11- Romanda bahsedilen günümüzdeki kişilerin ortak özelliği iyi eğitimli olmaları, maddi durumlarının yeterli olması, batılı bir yaşam tarzını benimsemeleri ve entelektüel birikimlerinin yeterli olması hususlardır. Belli bir sınıfın anlatıldığı kişilerin yaşam biçimleri çok başarılı anlatılmış.

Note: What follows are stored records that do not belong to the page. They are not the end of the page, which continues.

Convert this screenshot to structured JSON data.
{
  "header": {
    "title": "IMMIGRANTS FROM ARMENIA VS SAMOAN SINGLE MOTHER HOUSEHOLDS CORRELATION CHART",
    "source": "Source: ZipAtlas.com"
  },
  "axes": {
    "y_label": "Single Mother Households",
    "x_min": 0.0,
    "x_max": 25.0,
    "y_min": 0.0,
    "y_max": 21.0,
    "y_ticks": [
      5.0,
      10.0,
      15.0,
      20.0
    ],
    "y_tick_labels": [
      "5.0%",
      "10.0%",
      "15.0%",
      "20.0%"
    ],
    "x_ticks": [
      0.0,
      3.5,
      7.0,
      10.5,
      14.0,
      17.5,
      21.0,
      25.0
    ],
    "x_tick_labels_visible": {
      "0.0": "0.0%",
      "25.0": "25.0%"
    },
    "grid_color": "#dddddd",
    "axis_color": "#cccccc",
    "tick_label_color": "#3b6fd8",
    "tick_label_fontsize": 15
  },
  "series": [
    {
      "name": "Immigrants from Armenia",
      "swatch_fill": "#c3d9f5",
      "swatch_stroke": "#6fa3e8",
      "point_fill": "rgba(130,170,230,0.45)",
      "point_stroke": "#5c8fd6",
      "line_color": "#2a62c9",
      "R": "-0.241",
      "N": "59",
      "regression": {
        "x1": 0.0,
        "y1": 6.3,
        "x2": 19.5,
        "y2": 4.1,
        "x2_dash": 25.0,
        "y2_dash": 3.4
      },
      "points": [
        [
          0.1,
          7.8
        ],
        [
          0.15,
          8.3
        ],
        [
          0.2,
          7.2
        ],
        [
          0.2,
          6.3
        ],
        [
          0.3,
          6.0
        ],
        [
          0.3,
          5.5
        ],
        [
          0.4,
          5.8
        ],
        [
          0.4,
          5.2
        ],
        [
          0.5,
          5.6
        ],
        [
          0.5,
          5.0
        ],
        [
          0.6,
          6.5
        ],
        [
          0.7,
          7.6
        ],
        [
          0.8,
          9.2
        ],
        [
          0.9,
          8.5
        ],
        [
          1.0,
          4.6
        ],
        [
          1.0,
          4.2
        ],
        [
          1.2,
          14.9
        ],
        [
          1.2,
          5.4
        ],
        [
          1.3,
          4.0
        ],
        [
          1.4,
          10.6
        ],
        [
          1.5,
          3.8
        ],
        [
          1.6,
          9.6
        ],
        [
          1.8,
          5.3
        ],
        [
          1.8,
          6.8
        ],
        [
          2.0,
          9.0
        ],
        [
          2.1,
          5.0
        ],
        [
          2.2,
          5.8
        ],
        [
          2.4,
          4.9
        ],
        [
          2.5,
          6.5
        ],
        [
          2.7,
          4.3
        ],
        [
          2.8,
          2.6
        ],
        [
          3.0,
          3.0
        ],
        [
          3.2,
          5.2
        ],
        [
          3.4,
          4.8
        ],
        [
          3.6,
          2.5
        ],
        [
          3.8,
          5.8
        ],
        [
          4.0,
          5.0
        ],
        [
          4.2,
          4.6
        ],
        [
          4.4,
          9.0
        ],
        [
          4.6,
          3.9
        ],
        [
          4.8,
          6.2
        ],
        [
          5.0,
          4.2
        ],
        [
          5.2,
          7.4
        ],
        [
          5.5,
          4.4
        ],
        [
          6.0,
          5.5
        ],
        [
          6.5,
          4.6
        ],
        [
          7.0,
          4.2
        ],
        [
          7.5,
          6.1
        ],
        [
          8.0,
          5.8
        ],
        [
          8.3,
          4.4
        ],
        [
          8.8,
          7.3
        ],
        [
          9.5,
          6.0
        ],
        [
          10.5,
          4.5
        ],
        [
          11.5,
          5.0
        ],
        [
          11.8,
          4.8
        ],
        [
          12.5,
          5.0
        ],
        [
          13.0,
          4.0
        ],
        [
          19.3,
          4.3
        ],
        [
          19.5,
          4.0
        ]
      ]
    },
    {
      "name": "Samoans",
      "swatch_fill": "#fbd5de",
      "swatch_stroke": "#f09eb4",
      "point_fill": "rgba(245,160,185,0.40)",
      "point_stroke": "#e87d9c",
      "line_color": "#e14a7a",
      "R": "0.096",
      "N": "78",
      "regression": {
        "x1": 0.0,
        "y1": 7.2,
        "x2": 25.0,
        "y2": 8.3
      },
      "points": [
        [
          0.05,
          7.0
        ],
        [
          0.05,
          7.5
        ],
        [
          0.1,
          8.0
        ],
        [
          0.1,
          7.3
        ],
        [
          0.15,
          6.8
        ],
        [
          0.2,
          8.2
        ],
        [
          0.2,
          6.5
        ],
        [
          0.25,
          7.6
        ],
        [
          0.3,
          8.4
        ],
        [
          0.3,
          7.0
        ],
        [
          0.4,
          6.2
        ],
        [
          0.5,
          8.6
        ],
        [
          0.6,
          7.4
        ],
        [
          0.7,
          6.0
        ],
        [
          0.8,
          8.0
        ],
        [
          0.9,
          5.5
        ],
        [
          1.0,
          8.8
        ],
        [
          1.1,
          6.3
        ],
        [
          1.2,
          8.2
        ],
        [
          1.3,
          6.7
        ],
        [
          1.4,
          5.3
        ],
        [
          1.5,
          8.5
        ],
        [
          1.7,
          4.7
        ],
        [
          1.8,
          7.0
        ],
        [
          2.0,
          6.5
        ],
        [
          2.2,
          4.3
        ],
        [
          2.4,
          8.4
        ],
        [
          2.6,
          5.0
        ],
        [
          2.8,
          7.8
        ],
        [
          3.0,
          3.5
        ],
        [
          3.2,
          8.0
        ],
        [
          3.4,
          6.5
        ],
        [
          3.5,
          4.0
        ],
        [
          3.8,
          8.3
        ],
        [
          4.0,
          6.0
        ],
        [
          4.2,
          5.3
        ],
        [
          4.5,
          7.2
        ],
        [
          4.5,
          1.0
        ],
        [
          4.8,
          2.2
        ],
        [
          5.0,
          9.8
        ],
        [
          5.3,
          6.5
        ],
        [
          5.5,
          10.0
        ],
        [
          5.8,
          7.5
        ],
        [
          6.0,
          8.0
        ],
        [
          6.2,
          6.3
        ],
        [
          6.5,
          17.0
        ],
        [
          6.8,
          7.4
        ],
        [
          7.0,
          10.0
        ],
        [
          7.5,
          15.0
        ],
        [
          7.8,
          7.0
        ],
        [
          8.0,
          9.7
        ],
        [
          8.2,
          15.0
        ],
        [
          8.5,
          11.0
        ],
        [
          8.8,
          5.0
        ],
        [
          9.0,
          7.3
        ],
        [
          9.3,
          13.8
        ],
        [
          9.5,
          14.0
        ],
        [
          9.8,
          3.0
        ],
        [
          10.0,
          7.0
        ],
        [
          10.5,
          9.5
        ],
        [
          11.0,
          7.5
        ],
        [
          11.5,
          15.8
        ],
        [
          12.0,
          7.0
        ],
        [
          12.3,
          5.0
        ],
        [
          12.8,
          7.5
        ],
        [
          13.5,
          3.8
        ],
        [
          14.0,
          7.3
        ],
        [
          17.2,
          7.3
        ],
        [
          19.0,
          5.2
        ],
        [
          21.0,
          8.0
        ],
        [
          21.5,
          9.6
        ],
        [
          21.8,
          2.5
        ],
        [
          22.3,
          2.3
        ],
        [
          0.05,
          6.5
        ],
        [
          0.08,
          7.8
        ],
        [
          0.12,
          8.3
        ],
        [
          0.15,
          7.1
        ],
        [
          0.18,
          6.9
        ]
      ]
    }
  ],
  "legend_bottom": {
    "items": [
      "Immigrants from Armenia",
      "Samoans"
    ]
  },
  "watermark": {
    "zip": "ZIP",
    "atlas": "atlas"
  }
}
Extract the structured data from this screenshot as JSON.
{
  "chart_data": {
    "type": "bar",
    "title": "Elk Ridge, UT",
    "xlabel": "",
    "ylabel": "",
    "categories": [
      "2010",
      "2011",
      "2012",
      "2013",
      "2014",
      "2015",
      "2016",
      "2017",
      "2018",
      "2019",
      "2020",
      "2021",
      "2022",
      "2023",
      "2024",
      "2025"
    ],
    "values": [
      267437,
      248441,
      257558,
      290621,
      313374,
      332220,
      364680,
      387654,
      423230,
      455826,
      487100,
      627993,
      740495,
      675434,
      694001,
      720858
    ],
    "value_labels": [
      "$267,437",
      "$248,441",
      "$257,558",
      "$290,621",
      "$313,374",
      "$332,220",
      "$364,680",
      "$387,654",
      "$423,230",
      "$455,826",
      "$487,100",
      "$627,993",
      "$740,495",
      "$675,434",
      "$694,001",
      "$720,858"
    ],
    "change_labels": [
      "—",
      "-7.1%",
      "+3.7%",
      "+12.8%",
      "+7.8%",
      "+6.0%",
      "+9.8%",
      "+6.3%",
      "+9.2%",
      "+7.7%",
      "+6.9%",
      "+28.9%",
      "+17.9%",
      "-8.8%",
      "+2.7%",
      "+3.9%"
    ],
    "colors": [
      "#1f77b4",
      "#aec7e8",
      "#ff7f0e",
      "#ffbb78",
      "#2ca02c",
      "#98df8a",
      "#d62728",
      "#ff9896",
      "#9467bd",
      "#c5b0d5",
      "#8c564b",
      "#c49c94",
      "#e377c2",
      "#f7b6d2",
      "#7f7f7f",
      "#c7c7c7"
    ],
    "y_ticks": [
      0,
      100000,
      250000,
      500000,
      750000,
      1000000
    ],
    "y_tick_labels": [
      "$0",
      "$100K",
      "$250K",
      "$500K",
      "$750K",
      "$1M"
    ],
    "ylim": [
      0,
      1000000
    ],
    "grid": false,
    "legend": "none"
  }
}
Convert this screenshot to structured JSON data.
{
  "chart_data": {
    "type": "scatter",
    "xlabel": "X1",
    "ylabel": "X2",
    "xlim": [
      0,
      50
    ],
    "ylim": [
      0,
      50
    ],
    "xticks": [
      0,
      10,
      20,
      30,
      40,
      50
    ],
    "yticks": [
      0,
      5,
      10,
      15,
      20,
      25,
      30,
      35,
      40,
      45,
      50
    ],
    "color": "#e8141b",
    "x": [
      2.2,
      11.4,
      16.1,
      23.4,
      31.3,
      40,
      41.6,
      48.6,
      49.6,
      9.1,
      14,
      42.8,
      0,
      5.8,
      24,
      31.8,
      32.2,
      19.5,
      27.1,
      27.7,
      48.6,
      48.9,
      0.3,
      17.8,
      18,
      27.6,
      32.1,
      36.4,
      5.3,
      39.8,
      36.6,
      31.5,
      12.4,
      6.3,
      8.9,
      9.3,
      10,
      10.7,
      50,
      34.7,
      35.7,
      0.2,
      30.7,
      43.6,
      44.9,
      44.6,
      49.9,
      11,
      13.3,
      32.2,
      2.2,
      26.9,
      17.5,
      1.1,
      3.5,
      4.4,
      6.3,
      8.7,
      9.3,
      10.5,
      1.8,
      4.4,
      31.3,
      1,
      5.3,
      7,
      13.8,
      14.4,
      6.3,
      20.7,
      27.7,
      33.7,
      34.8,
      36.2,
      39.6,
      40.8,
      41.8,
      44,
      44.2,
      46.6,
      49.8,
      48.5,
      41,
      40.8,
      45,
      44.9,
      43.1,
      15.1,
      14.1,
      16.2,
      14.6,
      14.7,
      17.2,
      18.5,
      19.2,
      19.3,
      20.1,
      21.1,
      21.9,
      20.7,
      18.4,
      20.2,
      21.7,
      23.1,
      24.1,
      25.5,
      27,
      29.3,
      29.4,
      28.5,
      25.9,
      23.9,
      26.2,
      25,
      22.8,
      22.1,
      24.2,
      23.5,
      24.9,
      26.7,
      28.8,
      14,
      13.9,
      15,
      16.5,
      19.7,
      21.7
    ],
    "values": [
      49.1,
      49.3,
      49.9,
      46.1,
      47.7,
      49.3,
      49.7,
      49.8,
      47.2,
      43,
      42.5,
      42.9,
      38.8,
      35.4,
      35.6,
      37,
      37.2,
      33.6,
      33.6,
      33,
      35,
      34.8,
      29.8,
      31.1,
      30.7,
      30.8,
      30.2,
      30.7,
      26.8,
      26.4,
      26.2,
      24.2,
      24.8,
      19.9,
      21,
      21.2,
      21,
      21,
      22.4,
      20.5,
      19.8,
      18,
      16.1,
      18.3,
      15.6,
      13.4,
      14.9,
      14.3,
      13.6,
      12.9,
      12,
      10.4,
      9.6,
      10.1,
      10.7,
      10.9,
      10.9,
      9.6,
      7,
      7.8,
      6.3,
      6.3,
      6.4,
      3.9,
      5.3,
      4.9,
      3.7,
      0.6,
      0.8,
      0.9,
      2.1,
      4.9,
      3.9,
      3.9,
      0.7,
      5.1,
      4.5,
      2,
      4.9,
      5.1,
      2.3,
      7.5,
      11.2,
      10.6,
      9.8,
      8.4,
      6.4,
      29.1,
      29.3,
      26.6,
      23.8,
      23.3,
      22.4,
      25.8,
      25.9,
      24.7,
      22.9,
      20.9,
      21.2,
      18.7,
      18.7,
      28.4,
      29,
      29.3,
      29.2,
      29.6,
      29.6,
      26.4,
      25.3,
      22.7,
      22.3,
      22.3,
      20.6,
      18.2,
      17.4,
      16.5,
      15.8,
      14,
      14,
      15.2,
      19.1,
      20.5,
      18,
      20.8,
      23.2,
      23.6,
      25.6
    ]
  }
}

12- Romanda verilen bilgilerin rastgele hayal ürünü veya kulaktan dolma bilgiler olmadığı aksine gerek saygın internet siteleri gerekse de verilen kaynaklara bakıldığında doğru bilgiler olduğu anlaşılabilmektedir.
Yukarıda romanla ilgili yaptığım değerlendirmelere haddimi aşmadan naçizane birkaç tavsiyede bulunmak istiyorum. Yoksa ben şahsen böyle bir romanı asla yazamazdım. Yani bizi aşar böylesi başarılı roman oluşturmak. Tavsiyelerime gelince;
Anlaşıldığı kadarıyla romandaki olaylar sonlanmamış yeni bir roman daha yazılacak gibi bir izlenim edindim. Eğer yeni bir roman yazarsan romanın kahramanları arasına bizim milli kahramanlarımızı da eklemen romanı çok daha ilgi çekici hale getirir. Romanda anlattığın konularla ilgili bildiğim kadarıyla Türkiye’de en çok ilgilenen kişi Atatürk’tür. Yeni romanında Atatürk’e daha fazla yer verebilir ya da onunla birebir yapılan diyalogları romanın içine serpiştirebilirsin. Biraz önce değindiğim gibi romanın günümüz kişilerini belli bir sınıfın unsuru değil de her kesimden farklı insanları da katarsan daha güzel bir eser çıkacağı inancındayım.
Bu romanını büyük bir keyifle okudum. İlk romanını da okumayı çok istiyorum. Acaba o da aynı yayınevinden mi basıldı?
Benim söyleyeceklerim bu kadar. Böyle bir eser için seni yürekten kutlarım. Sağlıcakla kal aziz dostum.